Signed by Solomon Desta, vice governor of the NBE, the letters have been separately addressed to both Tesfaye Boru (PhD), president of Debub Global Bank, and his deputy, Fekadu Shigute. The central bank held them liable for the Bank's failure to settle foreign currency bills with overseas clients of importers after approving letters of credit requests beyond the Bank's forex position.
The regulatory body says it has found 197 defaults in letters of credit commitment after October 5, 2020, imposing a 985,000 dollar penalty on the Bank. It has also put a one million Birr fine on Debub Global for an additional 104 defaults that occurred prior to that. While the former has to be deposited in the central bank account with Citibank in New York, the fine must be paid in local currency within the next four months.
A rare measure by authorities at the central bank, this has resulted in disappointment for the Bank's shareholders, whose dividends have been suspended for the same reason.
Authorities at the central bank believe Debub Global has yet to settle its forex liabilities, incurring additional expenses due to fluctuations of the exchange rate. This, however, remains undisclosed, according to a letter written by the NBE on May 14, 2021.
According to the central bank, this has led to the misrepresentation of the Bank's profits on its latest annual financial reports, and the regulatory body holds both Tesfaye and his deputy, Fekadu, responsible for the act.
"This is unacceptable," said a shareholder of the nine-year-old Bank. "It should be understood that the fine would be paid from the gross profit – thereby reducing our returns."
Debub netted 292.4 million Br in profits over the last operating year, showing a 38.7pc annual growth, while its earnings per share expanded by 7.4pc to 347 Br during the same period. However, the figure was found to be in contrast to reality, according to the NBE, which has suspended dividend payments, citing that letters of credit that the Bank has previously approved may result in a loss.
This is a foreseeable event that resulted from the foreign currency shortage in the country, Tesfaye, who denied that there was an act of concealing losses, told Fortune.
"It's no surprise," said the President, while pointing his finger at Debub Global's previous managment under Addisu Habba, former president of the Bank. "This happened four years ago during the tenure of the ex-president. The incumbent management inherited the historical mismatches in asset and liability. The Bank has been following such an approach from the onset, and there was no policy change by the new management."

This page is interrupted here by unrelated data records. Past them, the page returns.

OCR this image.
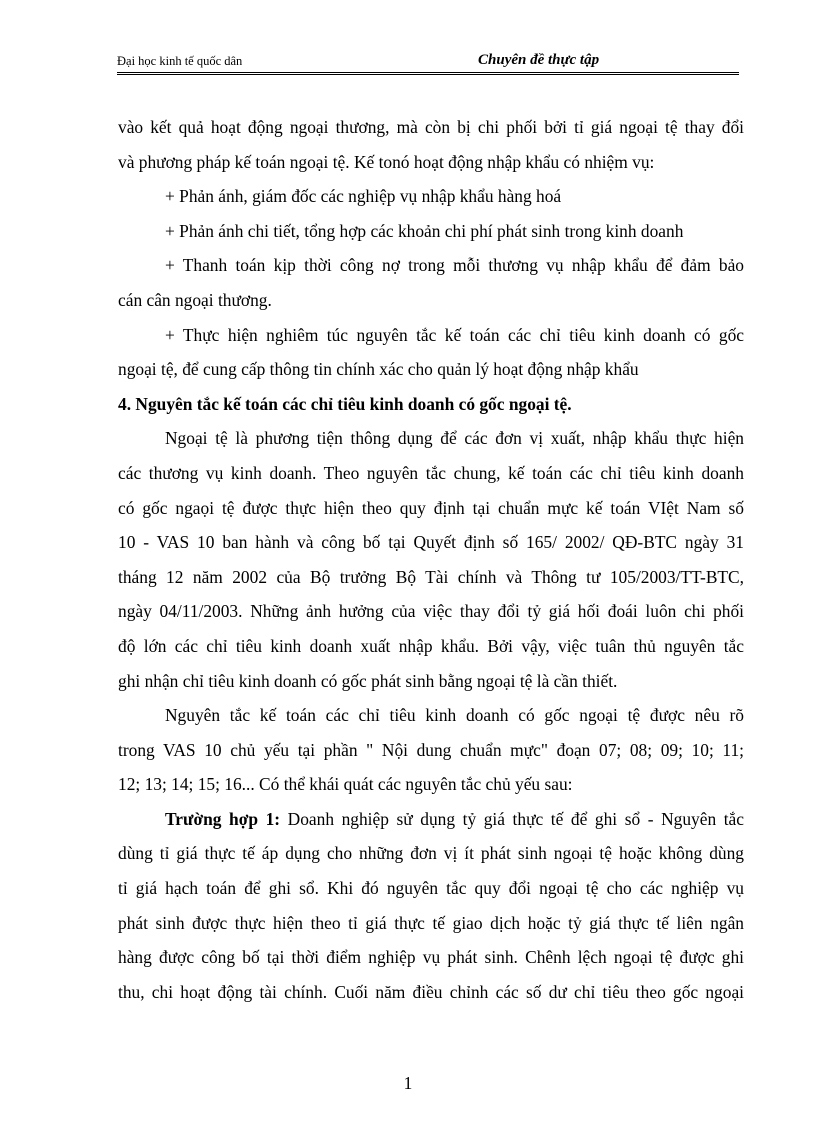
Đại học kinh tế quốc dân	Chuyên đề thực tập

vào kết quả hoạt động ngoại thương, mà còn bị chi phối bởi tỉ giá ngoại tệ thay đổi

và phương pháp kế toán ngoại tệ. Kế tonó hoạt động nhập khẩu có nhiệm vụ:

+ Phản ánh, giám đốc các nghiệp vụ nhập khẩu hàng hoá

+ Phản ánh chi tiết, tổng hợp các khoản chi phí phát sinh trong kinh doanh

+ Thanh toán kịp thời công nợ trong mỗi thương vụ nhập khẩu để đảm bảo

cán cân ngoại thương.

+ Thực hiện nghiêm túc nguyên tắc kế toán các chỉ tiêu kinh doanh có gốc

ngoại tệ, để cung cấp thông tin chính xác cho quản lý hoạt động nhập khẩu

4. Nguyên tắc kế toán các chỉ tiêu kinh doanh có gốc ngoại tệ.

Ngoại tệ là phương tiện thông dụng để các đơn vị xuất, nhập khẩu thực hiện

các thương vụ kinh doanh. Theo nguyên tắc chung, kế toán các chỉ tiêu kinh doanh

có gốc ngaọi tệ được thực hiện theo quy định tại chuẩn mực kế toán VIệt Nam số

10 - VAS 10 ban hành và công bố tại Quyết định số 165/ 2002/ QĐ-BTC ngày 31

tháng 12 năm 2002 của Bộ trưởng Bộ Tài chính và Thông tư 105/2003/TT-BTC,

ngày 04/11/2003. Những ảnh hưởng của việc thay đổi tỷ giá hối đoái luôn chi phối

độ lớn các chỉ tiêu kinh doanh xuất nhập khẩu. Bởi vậy, việc tuân thủ nguyên tắc

ghi nhận chỉ tiêu kinh doanh có gốc phát sinh bằng ngoại tệ là cần thiết.

Nguyên tắc kế toán các chỉ tiêu kinh doanh có gốc ngoại tệ được nêu rõ

trong VAS 10 chủ yếu tại phần " Nội dung chuẩn mực" đoạn 07; 08; 09; 10; 11;

12; 13; 14; 15; 16... Có thể khái quát các nguyên tắc chủ yếu sau:

Trường hợp 1: Doanh nghiệp sử dụng tỷ giá thực tế để ghi sổ - Nguyên tắc

dùng tỉ giá thực tế áp dụng cho những đơn vị ít phát sinh ngoại tệ hoặc không dùng

tỉ giá hạch toán để ghi sổ. Khi đó nguyên tắc quy đổi ngoại tệ cho các nghiệp vụ

phát sinh được thực hiện theo tỉ giá thực tế giao dịch hoặc tỷ giá thực tế liên ngân

hàng được công bố tại thời điểm nghiệp vụ phát sinh. Chênh lệch ngoại tệ được ghi

thu, chi hoạt động tài chính. Cuối năm điều chỉnh các số dư chỉ tiêu theo gốc ngoại

1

Addisu declined to comment on the matter when approached by Fortune.
Executives of Debub Global have attributed the overexposure to forex commitments to the difficulties of settling the already accumulated liabilities of the Bank. Had the Bank stopped approving letters of credit, it would have lost its potential customers and been unable to meet forex liabilities, according to Tesfaye.
"The management had to make decisions to provide import services and gradually reduce its exposure from the export earnings it collected," Tesfaye said, who justified his decision as "a wise approach".
If the Bank stopped providing services to importers, getting foreign currency from them would be difficult as most are unwilling to work with banks without such offers.
The Chairperson of Debub Global, Nuredin Awol, and the Vice President, Fekadu, have declined to comment on this story, despite repeated calls from Fortune.